隨著機器人手臂操縱技術的進步，Google Deep Mind擊敗了專業的Alpha Go Player以及最近的OpenAI團隊擊敗了專業的DOTA玩家，強化學習領域的確在近年來得到了飛速發展。

In this article, we’ll discuss:

在本文中，我們將討論：

What reinforcement learning is and its nitty-gritty like rewards, tasks, etc
強化學習是什么，它的實質是獎勵，任務等
3 categorizations of reinforcement learning
強化學習的3種分類

什么是強化學習？ (What is Reinforcement Learning?)

Let’s start the explanation with an example — say there is a small baby who starts learning how to walk.

讓我們從一個例子開始說明-假設有一個小嬰兒開始學習如何走路。

Let’s divide this example into two parts:

讓我們將此示例分為兩部分：

1. 嬰兒開始走路并成功地到達沙發上 (1. Baby starts walking and successfully reaches the couch)

Since the couch is the end goal, the baby and the parents are happy.

由于沙發是最終目標，因此嬰兒和父母都很開心。

So, the baby is happy and receives appreciation from her parents. It’s positive — the baby feels good (Positive Reward +n).

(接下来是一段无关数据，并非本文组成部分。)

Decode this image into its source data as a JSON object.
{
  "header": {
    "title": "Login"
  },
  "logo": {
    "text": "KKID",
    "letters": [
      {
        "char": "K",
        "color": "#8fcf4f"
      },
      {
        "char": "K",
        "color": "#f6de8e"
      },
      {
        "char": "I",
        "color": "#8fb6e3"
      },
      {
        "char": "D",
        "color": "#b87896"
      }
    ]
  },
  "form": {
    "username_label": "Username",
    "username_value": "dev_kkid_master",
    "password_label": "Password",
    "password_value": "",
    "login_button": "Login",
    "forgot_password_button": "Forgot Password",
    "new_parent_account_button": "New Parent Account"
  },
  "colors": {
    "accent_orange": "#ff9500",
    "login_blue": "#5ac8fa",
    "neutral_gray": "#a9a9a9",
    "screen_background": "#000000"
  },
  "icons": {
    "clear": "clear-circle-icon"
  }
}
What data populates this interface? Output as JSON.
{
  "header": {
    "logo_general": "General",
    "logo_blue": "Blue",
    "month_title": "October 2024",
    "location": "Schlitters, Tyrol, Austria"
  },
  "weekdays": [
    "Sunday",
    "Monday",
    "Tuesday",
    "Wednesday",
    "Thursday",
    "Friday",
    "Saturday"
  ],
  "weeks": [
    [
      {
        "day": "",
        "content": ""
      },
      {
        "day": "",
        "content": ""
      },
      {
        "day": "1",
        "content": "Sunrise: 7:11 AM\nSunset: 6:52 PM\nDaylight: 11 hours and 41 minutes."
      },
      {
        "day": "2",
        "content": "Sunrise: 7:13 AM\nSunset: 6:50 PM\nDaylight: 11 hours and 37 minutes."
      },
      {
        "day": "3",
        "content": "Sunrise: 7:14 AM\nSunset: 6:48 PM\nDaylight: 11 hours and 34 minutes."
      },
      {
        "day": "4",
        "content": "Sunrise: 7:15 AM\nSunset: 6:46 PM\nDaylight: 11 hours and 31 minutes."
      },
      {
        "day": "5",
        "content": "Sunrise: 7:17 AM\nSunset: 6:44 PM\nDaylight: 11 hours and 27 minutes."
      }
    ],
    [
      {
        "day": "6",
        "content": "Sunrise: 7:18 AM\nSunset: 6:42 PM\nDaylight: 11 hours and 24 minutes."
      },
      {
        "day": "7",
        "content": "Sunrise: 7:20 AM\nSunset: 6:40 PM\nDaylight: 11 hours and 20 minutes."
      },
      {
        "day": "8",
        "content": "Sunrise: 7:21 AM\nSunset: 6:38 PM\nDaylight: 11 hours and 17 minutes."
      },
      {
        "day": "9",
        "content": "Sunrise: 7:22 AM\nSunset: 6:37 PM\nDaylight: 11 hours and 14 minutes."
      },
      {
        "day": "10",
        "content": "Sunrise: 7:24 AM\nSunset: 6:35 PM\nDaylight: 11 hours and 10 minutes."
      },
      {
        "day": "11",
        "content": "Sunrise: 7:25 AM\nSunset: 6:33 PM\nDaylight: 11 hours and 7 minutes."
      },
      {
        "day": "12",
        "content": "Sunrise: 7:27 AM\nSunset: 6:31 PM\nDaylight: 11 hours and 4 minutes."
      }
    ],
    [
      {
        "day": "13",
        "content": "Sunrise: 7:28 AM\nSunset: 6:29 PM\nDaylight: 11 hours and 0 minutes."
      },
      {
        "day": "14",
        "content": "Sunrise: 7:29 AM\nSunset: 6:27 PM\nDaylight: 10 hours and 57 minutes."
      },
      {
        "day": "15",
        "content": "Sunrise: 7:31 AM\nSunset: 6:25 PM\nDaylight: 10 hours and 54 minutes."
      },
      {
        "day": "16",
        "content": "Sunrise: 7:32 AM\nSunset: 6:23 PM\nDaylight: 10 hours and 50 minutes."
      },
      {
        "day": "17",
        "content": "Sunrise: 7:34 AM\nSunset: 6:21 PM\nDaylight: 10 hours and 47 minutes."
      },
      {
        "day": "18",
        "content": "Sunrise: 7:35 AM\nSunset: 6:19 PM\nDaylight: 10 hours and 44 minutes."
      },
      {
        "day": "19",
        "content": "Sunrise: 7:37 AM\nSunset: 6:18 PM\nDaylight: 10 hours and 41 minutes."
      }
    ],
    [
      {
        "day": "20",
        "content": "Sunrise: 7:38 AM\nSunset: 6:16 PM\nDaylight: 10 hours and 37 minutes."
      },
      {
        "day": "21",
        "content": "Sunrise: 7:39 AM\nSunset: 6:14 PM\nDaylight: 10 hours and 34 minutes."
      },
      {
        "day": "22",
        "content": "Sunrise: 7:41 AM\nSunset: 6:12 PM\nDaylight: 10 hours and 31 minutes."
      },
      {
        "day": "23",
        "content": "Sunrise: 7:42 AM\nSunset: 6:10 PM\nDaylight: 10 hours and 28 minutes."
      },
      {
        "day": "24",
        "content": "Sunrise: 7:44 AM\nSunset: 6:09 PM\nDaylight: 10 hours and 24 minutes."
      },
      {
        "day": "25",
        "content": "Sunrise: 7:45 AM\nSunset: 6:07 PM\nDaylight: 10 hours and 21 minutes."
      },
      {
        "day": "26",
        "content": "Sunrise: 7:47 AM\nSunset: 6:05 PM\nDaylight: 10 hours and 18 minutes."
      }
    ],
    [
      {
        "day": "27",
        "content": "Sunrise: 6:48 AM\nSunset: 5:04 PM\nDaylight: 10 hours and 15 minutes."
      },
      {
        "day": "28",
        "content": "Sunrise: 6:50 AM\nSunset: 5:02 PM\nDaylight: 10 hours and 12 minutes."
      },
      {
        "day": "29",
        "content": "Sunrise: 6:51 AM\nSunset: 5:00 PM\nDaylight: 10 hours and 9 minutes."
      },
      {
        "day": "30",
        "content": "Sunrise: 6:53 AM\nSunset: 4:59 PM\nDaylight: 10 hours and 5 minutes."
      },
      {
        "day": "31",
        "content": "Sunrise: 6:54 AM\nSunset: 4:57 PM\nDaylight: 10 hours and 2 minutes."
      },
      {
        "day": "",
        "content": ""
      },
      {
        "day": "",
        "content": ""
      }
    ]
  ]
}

因此，嬰兒很快樂，并得到了父母的贊賞。這是積極的-嬰兒感覺良好(積極獎勵+ n)。

2. 嬰兒開始走動，由于中間的一些障礙而摔倒并受傷。 (2. Baby starts walking and falls due to some obstacle in between and gets bruised.)

Ouch! The baby gets hurt and is in pain. It’s negative — the baby cries (Negative Reward -n).

哎喲! 嬰兒受傷并處于疼痛中。這是負面的-嬰兒哭了(負面獎勵-n)。

That’s how we humans learn — by trail and error. Reinforcement learning is conceptually the same, but is a computational approach to learn by actions.

這就是我們人類學習的方法–循序漸進。強化學習在概念上是相同的，但它是通過動作學習的一種計算方法。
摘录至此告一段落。